As part of a UC Davis research fellowship, physician Anna Lee Amarnath assessed the electronic health records of nearly 51,000 women who were between the ages of 40 and 85 and received health care in the Sacramento region. Her evaluation included osteoporosis risk factors and whether or not the women received a screening technique called dual-energy X-ray absorptiometry (DXA), which measures bone mineral density.
Over a seven-year period, more than 42 percent of eligible women between the ages of 65 and 74 years were not screened, nor were nearly 57 percent of those older than 75, despite the favorable cost-effectiveness of screening in these age groups. In turn, nearly 46 percent of low-risk women between the ages of 50 and 59 were screened, as were 59 percent of those aged 60 to 64 years without risk factors.
"DXA screening was underused in women at increased fracture risk, including women aged 65 years and older. Meanwhile, it was common among women at low fracture risk, such as younger women without osteoporosis risk factors," Amarnath said, in summarizing the findings.
Amarnath and the study team believe they have identified a common problem, since health care providers can be uncertain or doubtful about current screening recommendations.

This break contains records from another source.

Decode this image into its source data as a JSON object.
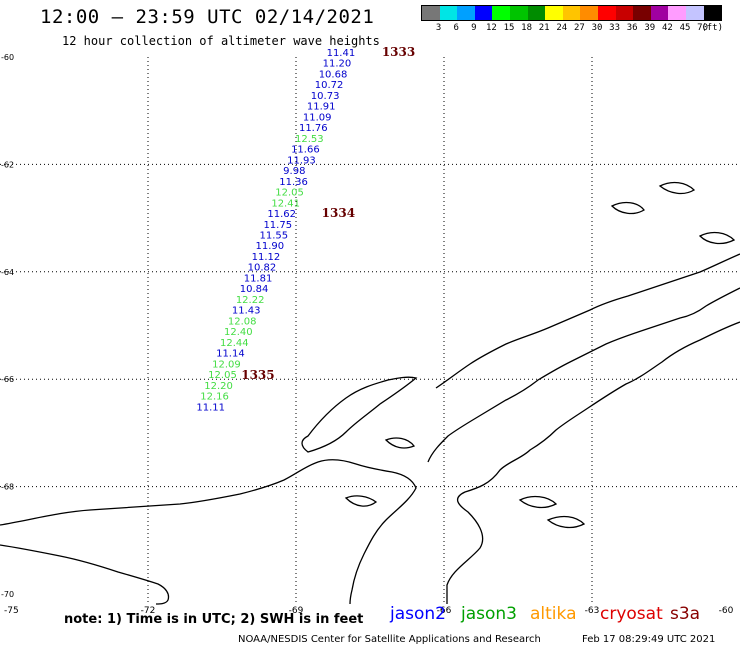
{
  "title": "12:00 – 23:59 UTC 02/14/2021",
  "subtitle": "12 hour collection of altimeter wave heights",
  "color_scale": {
    "colors": [
      "#777777",
      "#00e5e5",
      "#00a0ff",
      "#0000ff",
      "#00ff00",
      "#00c400",
      "#008c00",
      "#ffff00",
      "#ffc400",
      "#ff8c00",
      "#ff0000",
      "#c80000",
      "#780000",
      "#a000a0",
      "#ff9cff",
      "#c4c4ff",
      "#000000"
    ],
    "labels": [
      "3",
      "6",
      "9",
      "12",
      "15",
      "18",
      "21",
      "24",
      "27",
      "30",
      "33",
      "36",
      "39",
      "42",
      "45",
      "70",
      "(ft)"
    ]
  },
  "lat_labels": [
    "-60",
    "-62",
    "-64",
    "-66",
    "-68",
    "-70"
  ],
  "lon_labels": [
    "-75",
    "-72",
    "-69",
    "-66",
    "-63",
    "-60"
  ],
  "wave_heights": [
    {
      "lat": -59.98,
      "lon": -68.38,
      "value": "11.41",
      "sat": "jason2"
    },
    {
      "lat": -60.18,
      "lon": -68.46,
      "value": "11.20",
      "sat": "jason2"
    },
    {
      "lat": -60.38,
      "lon": -68.54,
      "value": "10.68",
      "sat": "jason2"
    },
    {
      "lat": -60.58,
      "lon": -68.62,
      "value": "10.72",
      "sat": "jason2"
    },
    {
      "lat": -60.78,
      "lon": -68.7,
      "value": "10.73",
      "sat": "jason2"
    },
    {
      "lat": -60.98,
      "lon": -68.78,
      "value": "11.91",
      "sat": "jason2"
    },
    {
      "lat": -61.18,
      "lon": -68.86,
      "value": "11.09",
      "sat": "jason2"
    },
    {
      "lat": -61.38,
      "lon": -68.94,
      "value": "11.76",
      "sat": "jason2"
    },
    {
      "lat": -61.58,
      "lon": -69.02,
      "value": "12.53",
      "sat": "jason3"
    },
    {
      "lat": -61.78,
      "lon": -69.1,
      "value": "11.66",
      "sat": "jason2"
    },
    {
      "lat": -61.98,
      "lon": -69.18,
      "value": "11.93",
      "sat": "jason2"
    },
    {
      "lat": -62.18,
      "lon": -69.26,
      "value": "9.98",
      "sat": "jason2"
    },
    {
      "lat": -62.38,
      "lon": -69.34,
      "value": "11.36",
      "sat": "jason2"
    },
    {
      "lat": -62.58,
      "lon": -69.42,
      "value": "12.05",
      "sat": "jason3"
    },
    {
      "lat": -62.78,
      "lon": -69.5,
      "value": "12.41",
      "sat": "jason3"
    },
    {
      "lat": -62.98,
      "lon": -69.58,
      "value": "11.62",
      "sat": "jason2"
    },
    {
      "lat": -63.18,
      "lon": -69.66,
      "value": "11.75",
      "sat": "jason2"
    },
    {
      "lat": -63.38,
      "lon": -69.74,
      "value": "11.55",
      "sat": "jason2"
    },
    {
      "lat": -63.58,
      "lon": -69.82,
      "value": "11.90",
      "sat": "jason2"
    },
    {
      "lat": -63.78,
      "lon": -69.9,
      "value": "11.12",
      "sat": "jason2"
    },
    {
      "lat": -63.98,
      "lon": -69.98,
      "value": "10.82",
      "sat": "jason2"
    },
    {
      "lat": -64.18,
      "lon": -70.06,
      "value": "11.81",
      "sat": "jason2"
    },
    {
      "lat": -64.38,
      "lon": -70.14,
      "value": "10.84",
      "sat": "jason2"
    },
    {
      "lat": -64.58,
      "lon": -70.22,
      "value": "12.22",
      "sat": "jason3"
    },
    {
      "lat": -64.78,
      "lon": -70.3,
      "value": "11.43",
      "sat": "jason2"
    },
    {
      "lat": -64.98,
      "lon": -70.38,
      "value": "12.08",
      "sat": "jason3"
    },
    {
      "lat": -65.18,
      "lon": -70.46,
      "value": "12.40",
      "sat": "jason3"
    },
    {
      "lat": -65.38,
      "lon": -70.54,
      "value": "12.44",
      "sat": "jason3"
    },
    {
      "lat": -65.58,
      "lon": -70.62,
      "value": "11.14",
      "sat": "jason2"
    },
    {
      "lat": -65.78,
      "lon": -70.7,
      "value": "12.09",
      "sat": "jason3"
    },
    {
      "lat": -65.98,
      "lon": -70.78,
      "value": "12.05",
      "sat": "jason3"
    },
    {
      "lat": -66.18,
      "lon": -70.86,
      "value": "12.20",
      "sat": "jason3"
    },
    {
      "lat": -66.38,
      "lon": -70.94,
      "value": "12.16",
      "sat": "jason3"
    },
    {
      "lat": -66.58,
      "lon": -71.02,
      "value": "11.11",
      "sat": "jason2"
    }
  ],
  "orbit_labels": [
    {
      "lat": -59.98,
      "lon": -67.26,
      "value": "1333"
    },
    {
      "lat": -62.98,
      "lon": -68.48,
      "value": "1334"
    },
    {
      "lat": -66.0,
      "lon": -70.11,
      "value": "1335"
    }
  ],
  "sat_colors": {
    "jason2": "#0000cc",
    "jason3": "#44dd44"
  },
  "note": "note: 1) Time is in UTC; 2) SWH is in feet",
  "legend": [
    {
      "name": "jason2",
      "color": "#0000ff"
    },
    {
      "name": "jason3",
      "color": "#00a000"
    },
    {
      "name": "altika",
      "color": "#ff9900"
    },
    {
      "name": "cryosat",
      "color": "#dd0000"
    },
    {
      "name": "s3a",
      "color": "#880000"
    }
  ],
  "footer_left": "NOAA/NESDIS Center for Satellite Applications and Research",
  "footer_right": "Feb 17 08:29:49 UTC 2021"
}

Doctors tend to think about age-related bone loss when women enter menopause around age 50, triggering consideration of DXA without also considering overall facture risk.
Technology-based solutions could help, according to study senior author Joshua Fenton.
"Health systems should invest in developing electronic health records systems that prompt providers at the point-of-care when screening is needed and when it can be postponed," said Fenton, a UC Davis associate professor of family and community medicine.